My right cheek was disintegrated to the extent they had to use a thicker titanium plate to rebuild it so it would hold shape. My right eye had literally exploded. My septum was deviated and the right side of my nose broken in pieces too many to count.

The injuries to my face were the kind associated with the head-on collisions of drunk drivers. Minor in comparison, I tend to forget the depressed skull fracture on my right temporal lobe.

I was stunned. “Jesus,” I thought, “how can this be so bad?” I lost an eye, but it’s more than that. The pain, the loss, the fear. I can’t write these words without tears. I don’t know why it wasn’t just enough to give me Parkinson’s.

I hadn’t believed them when they said the pain and bruising from this operation would be greater than the original accident. After they rebuilt my face from one incision in my mouth at the gum line and other incisions behind my eyelids, I learned they were right. My allergy to opioids caused wracking nausea and vomiting, making narcotics as brutal as suffering through the pain. After two days I retreated to Tylenol, Advil, and Excedrin.

The real news from the doctors was encouraging, though. My facial surgeon was pleased. My nose was straight, my cheek and orbit were holding shape. The surgeon who removed my eye said I’d made the right decision. The eye he removed was soft and not viable, the retina had disintegrated. He promised to give us the pathology report that accompanies surgery “to remove a limb.”

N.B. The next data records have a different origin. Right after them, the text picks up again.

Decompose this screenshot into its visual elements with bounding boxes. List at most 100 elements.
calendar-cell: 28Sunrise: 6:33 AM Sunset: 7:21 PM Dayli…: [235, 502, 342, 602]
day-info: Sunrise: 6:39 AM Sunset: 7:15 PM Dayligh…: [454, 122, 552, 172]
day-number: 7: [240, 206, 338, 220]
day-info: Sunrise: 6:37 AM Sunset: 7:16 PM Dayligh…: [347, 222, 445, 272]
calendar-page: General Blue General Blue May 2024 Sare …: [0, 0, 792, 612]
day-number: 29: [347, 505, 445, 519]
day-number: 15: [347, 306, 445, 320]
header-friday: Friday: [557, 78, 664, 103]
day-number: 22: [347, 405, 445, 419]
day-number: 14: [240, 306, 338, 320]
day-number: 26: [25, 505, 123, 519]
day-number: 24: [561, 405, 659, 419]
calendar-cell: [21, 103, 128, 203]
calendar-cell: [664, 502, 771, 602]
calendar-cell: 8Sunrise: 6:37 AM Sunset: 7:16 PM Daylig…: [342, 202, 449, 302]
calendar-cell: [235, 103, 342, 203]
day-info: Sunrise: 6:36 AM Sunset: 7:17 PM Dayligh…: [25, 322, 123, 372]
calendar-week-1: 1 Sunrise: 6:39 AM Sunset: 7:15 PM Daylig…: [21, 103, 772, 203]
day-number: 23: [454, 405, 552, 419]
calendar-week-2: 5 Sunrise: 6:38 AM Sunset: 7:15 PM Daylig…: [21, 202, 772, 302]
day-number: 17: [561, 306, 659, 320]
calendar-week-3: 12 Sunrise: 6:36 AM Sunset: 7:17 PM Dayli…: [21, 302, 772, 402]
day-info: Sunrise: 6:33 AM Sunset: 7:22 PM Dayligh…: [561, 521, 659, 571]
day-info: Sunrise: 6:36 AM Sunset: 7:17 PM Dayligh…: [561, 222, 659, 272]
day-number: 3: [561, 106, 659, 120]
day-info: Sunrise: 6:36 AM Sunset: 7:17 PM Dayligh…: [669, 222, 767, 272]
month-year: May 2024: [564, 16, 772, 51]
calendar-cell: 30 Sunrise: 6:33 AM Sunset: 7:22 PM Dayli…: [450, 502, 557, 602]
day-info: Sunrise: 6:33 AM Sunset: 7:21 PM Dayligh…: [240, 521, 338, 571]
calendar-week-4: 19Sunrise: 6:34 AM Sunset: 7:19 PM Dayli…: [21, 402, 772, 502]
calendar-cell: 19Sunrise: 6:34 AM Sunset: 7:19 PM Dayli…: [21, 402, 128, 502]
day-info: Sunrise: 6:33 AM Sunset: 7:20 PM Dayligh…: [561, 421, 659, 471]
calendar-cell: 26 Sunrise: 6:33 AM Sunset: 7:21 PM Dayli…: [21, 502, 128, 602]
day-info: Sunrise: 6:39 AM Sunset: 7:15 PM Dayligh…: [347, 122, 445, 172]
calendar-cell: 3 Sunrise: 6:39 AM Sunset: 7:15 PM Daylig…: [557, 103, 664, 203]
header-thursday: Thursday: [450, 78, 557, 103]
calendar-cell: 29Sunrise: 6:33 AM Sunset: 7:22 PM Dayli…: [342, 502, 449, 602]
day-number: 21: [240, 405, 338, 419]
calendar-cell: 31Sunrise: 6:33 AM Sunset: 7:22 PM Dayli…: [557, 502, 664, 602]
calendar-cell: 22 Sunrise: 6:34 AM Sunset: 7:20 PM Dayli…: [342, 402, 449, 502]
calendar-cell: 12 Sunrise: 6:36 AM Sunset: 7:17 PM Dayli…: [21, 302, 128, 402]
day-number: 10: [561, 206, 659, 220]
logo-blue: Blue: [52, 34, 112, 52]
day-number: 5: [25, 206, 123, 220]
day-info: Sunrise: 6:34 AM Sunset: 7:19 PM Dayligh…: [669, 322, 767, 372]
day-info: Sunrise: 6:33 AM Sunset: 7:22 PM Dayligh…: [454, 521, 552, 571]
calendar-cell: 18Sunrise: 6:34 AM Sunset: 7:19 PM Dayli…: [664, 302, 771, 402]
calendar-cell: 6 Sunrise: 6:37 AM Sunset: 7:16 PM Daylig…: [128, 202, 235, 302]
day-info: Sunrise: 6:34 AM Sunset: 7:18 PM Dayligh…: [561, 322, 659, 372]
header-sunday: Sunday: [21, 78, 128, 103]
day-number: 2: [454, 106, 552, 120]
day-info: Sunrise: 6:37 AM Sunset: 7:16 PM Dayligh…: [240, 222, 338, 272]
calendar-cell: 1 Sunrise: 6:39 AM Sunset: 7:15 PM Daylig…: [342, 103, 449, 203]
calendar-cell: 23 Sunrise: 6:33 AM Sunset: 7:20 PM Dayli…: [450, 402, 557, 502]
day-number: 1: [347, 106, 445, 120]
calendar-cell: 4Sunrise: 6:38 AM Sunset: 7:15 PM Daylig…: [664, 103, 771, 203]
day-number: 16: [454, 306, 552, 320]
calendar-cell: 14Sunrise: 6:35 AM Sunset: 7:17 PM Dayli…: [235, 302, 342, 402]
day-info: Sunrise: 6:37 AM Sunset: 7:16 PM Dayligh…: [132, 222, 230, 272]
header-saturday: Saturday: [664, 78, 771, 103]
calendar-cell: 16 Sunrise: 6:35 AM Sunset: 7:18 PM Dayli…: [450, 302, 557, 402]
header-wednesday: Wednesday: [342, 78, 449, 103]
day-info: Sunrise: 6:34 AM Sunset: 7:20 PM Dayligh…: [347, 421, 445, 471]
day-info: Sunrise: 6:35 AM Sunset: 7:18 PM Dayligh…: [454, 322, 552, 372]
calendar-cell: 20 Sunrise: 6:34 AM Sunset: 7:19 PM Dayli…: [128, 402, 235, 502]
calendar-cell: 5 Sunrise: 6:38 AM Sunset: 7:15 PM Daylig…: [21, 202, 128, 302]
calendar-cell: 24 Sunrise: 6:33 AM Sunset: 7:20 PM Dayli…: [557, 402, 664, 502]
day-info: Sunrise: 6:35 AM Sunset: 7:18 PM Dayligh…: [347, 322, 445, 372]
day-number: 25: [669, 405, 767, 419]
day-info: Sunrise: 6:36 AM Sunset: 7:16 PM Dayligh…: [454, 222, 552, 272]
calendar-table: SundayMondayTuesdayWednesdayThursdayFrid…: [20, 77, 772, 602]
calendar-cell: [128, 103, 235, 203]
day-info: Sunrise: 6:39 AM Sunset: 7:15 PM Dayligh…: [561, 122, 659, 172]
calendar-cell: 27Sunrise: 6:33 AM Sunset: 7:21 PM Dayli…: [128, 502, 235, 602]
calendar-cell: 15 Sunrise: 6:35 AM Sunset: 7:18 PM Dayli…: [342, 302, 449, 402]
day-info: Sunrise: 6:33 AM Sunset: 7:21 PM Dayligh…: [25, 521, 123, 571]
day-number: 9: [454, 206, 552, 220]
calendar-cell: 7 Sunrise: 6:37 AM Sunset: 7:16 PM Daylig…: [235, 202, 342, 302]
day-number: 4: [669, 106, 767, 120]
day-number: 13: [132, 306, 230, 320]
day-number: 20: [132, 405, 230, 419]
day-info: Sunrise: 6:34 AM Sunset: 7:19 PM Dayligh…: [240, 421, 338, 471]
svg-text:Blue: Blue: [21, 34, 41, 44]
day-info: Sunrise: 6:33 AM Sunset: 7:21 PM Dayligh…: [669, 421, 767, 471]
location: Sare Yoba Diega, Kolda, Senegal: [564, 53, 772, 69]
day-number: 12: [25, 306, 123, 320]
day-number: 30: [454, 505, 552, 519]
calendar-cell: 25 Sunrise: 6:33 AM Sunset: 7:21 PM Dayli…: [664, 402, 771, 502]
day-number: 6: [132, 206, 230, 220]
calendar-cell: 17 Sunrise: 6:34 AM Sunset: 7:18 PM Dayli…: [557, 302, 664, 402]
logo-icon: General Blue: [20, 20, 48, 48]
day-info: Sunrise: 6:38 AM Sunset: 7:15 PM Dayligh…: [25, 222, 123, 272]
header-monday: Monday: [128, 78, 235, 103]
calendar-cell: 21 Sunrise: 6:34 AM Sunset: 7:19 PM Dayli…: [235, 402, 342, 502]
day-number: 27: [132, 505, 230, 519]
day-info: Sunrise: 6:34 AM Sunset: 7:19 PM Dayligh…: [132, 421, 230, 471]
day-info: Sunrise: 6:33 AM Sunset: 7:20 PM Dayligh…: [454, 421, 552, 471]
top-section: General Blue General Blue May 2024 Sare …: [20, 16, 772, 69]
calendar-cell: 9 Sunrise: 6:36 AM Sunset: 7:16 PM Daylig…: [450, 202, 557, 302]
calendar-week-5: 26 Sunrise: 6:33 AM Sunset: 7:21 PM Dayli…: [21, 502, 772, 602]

I cried in his office as the finality washed over me again. Erik held my knee and told me it was ok to cry, that I had to grieve.

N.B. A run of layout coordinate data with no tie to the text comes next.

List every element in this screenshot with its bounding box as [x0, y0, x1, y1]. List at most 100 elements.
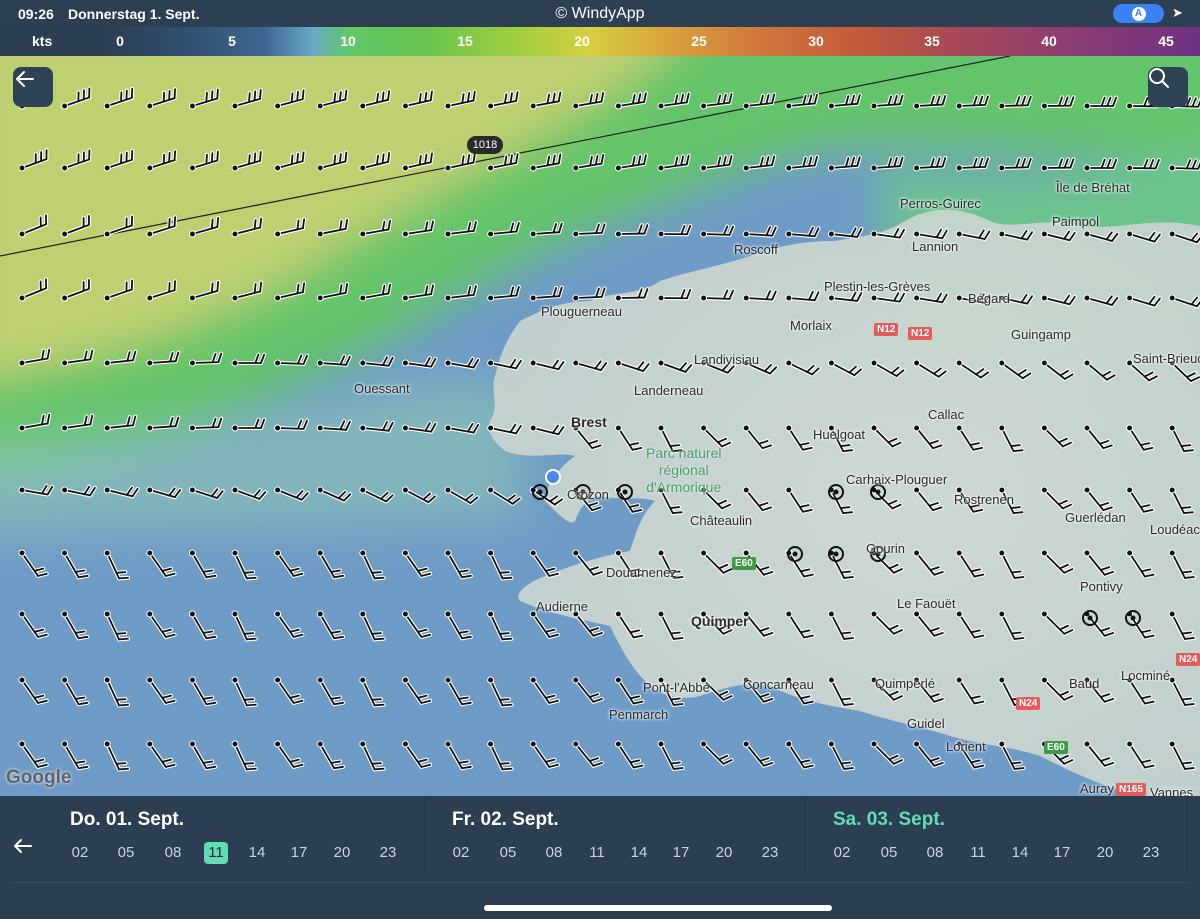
- day-column-1: Do. 01. Sept. 02 05 08 11 14 17 20 23: [0, 796, 424, 876]
- park-label-line: d'Armorique: [646, 479, 722, 495]
- legend-tick: 35: [924, 33, 940, 49]
- place-label: Crozon: [567, 487, 609, 502]
- legend-tick: 10: [340, 33, 356, 49]
- day-column-3: Sa. 03. Sept. 02 05 08 11 14 17 20 23: [806, 796, 1186, 876]
- app-title: © WindyApp: [555, 5, 645, 22]
- hour-button[interactable]: 02: [828, 842, 856, 864]
- hour-button[interactable]: 05: [875, 842, 903, 864]
- place-label: Châteaulin: [690, 513, 753, 528]
- place-label: Morlaix: [790, 318, 832, 333]
- place-label: Audierne: [536, 599, 589, 614]
- hour-button[interactable]: 20: [328, 842, 356, 864]
- back-arrow-icon: [16, 71, 34, 87]
- hour-button[interactable]: 14: [243, 842, 271, 864]
- place-label: Auray: [1080, 781, 1114, 796]
- location-icon: ➤: [1172, 5, 1183, 20]
- day-title: Do. 01. Sept.: [70, 809, 185, 830]
- hour-button[interactable]: 23: [374, 842, 402, 864]
- place-label: Penmarch: [609, 707, 669, 722]
- legend-tick: 15: [457, 33, 473, 49]
- place-label: Roscoff: [734, 242, 778, 257]
- place-label: Loudéac: [1150, 522, 1200, 537]
- hour-button[interactable]: 02: [447, 842, 475, 864]
- place-label: Pontivy: [1080, 579, 1123, 594]
- place-label: Landerneau: [634, 383, 704, 398]
- place-label: Rostrenen: [954, 492, 1014, 507]
- road-sign: N12: [874, 323, 899, 336]
- hour-button[interactable]: 20: [710, 842, 738, 864]
- calm-marker-center: [833, 489, 839, 495]
- hour-button-selected[interactable]: 11: [204, 842, 228, 864]
- timeline-divider: [12, 882, 1188, 883]
- day-separator: [1186, 796, 1187, 876]
- place-label: Quimper: [691, 613, 749, 629]
- park-label-line: régional: [658, 462, 709, 478]
- place-label: Plouguerneau: [541, 304, 622, 319]
- place-label: Lorient: [946, 739, 986, 754]
- place-label: Plestin-les-Grèves: [824, 279, 931, 294]
- place-label: Baud: [1069, 676, 1100, 691]
- place-label: Guidel: [907, 716, 945, 731]
- hour-button[interactable]: 08: [921, 842, 949, 864]
- hour-button[interactable]: 14: [625, 842, 653, 864]
- hour-button[interactable]: 17: [667, 842, 695, 864]
- legend-tick: 30: [808, 33, 824, 49]
- place-label: Paimpol: [1052, 214, 1099, 229]
- place-label: Landivisiau: [694, 352, 760, 367]
- hour-button[interactable]: 23: [1137, 842, 1165, 864]
- calm-marker-center: [1087, 615, 1093, 621]
- mode-badge-letter: A: [1131, 6, 1146, 21]
- road-sign: N24: [1176, 653, 1200, 666]
- hour-button[interactable]: 05: [494, 842, 522, 864]
- place-label: Guerlédan: [1065, 510, 1126, 525]
- park-label: Parc naturel régional d'Armorique: [646, 445, 721, 496]
- search-button[interactable]: [1148, 67, 1188, 107]
- park-label-line: Parc naturel: [646, 445, 722, 461]
- place-label: Carhaix-Plouguer: [846, 472, 948, 487]
- calm-marker-center: [622, 489, 628, 495]
- mode-badge[interactable]: A: [1113, 4, 1164, 23]
- wind-map[interactable]: 1018 Île de Bréhat Perros-Guirec Paimpol…: [0, 56, 1200, 796]
- legend-unit: kts: [32, 33, 53, 49]
- place-label: Brest: [571, 414, 607, 430]
- legend-tick: 20: [574, 33, 590, 49]
- road-sign: E60: [1044, 741, 1068, 754]
- road-sign: N12: [908, 327, 933, 340]
- place-label: Concarneau: [743, 677, 814, 692]
- legend-tick: 0: [116, 33, 124, 49]
- timeline-panel: Do. 01. Sept. 02 05 08 11 14 17 20 23 Fr…: [0, 796, 1200, 919]
- hour-button[interactable]: 02: [66, 842, 94, 864]
- hour-button[interactable]: 14: [1006, 842, 1034, 864]
- hour-button[interactable]: 11: [964, 842, 992, 864]
- hour-button[interactable]: 17: [285, 842, 313, 864]
- place-label: Saint-Brieuc: [1133, 351, 1200, 366]
- place-label: Locminé: [1121, 668, 1171, 683]
- hour-button[interactable]: 17: [1048, 842, 1076, 864]
- hour-button[interactable]: 08: [159, 842, 187, 864]
- day-title: Fr. 02. Sept.: [452, 809, 559, 830]
- calm-marker-center: [792, 551, 798, 557]
- place-label: Pont-l'Abbé: [643, 680, 710, 695]
- hour-button[interactable]: 05: [112, 842, 140, 864]
- place-label: Callac: [928, 407, 965, 422]
- search-icon: [1149, 68, 1169, 88]
- place-label: Perros-Guirec: [900, 196, 981, 211]
- road-sign: E60: [732, 557, 756, 570]
- place-label: Ouessant: [354, 381, 410, 396]
- back-button[interactable]: [13, 67, 53, 107]
- hour-button[interactable]: 23: [756, 842, 784, 864]
- home-indicator[interactable]: [484, 905, 832, 911]
- place-label: Lannion: [912, 239, 959, 254]
- hour-button[interactable]: 20: [1091, 842, 1119, 864]
- place-label: Vannes: [1150, 785, 1194, 796]
- legend-tick: 5: [228, 33, 236, 49]
- place-label: Gourin: [866, 541, 906, 556]
- hour-button[interactable]: 11: [583, 842, 611, 864]
- calm-marker-center: [833, 551, 839, 557]
- day-title: Sa. 03. Sept.: [833, 809, 945, 830]
- hour-button[interactable]: 08: [540, 842, 568, 864]
- calm-marker-center: [537, 489, 543, 495]
- current-location-dot[interactable]: [545, 469, 561, 485]
- status-bar: 09:26 Donnerstag 1. Sept. © WindyApp A ➤: [0, 0, 1200, 27]
- wind-speed-legend: kts 0 5 10 15 20 25 30 35 40 45: [0, 27, 1200, 56]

But here I am now, December 31, New Year’s Eve, sitting on the couch in the Tree House in Sisters. There’s no dancing, but there is a love that will sustain us through bone-deep fatigue, pain and sorrow, and enable us to find joy in all things.

We are making plans to go back up to the boat soon, and still plan to sail to Alaska this summer.

So while I have many more rows to hoe, bones to mend, bruises to heal, and lessons to learn, I can begin my new year with tears for the trials of 2016, a sense of dread about the pain I still have to endure, but also gratitude for the love of family and friends, and the man who brought me home.

Second star to the right and straight on ‘till morning.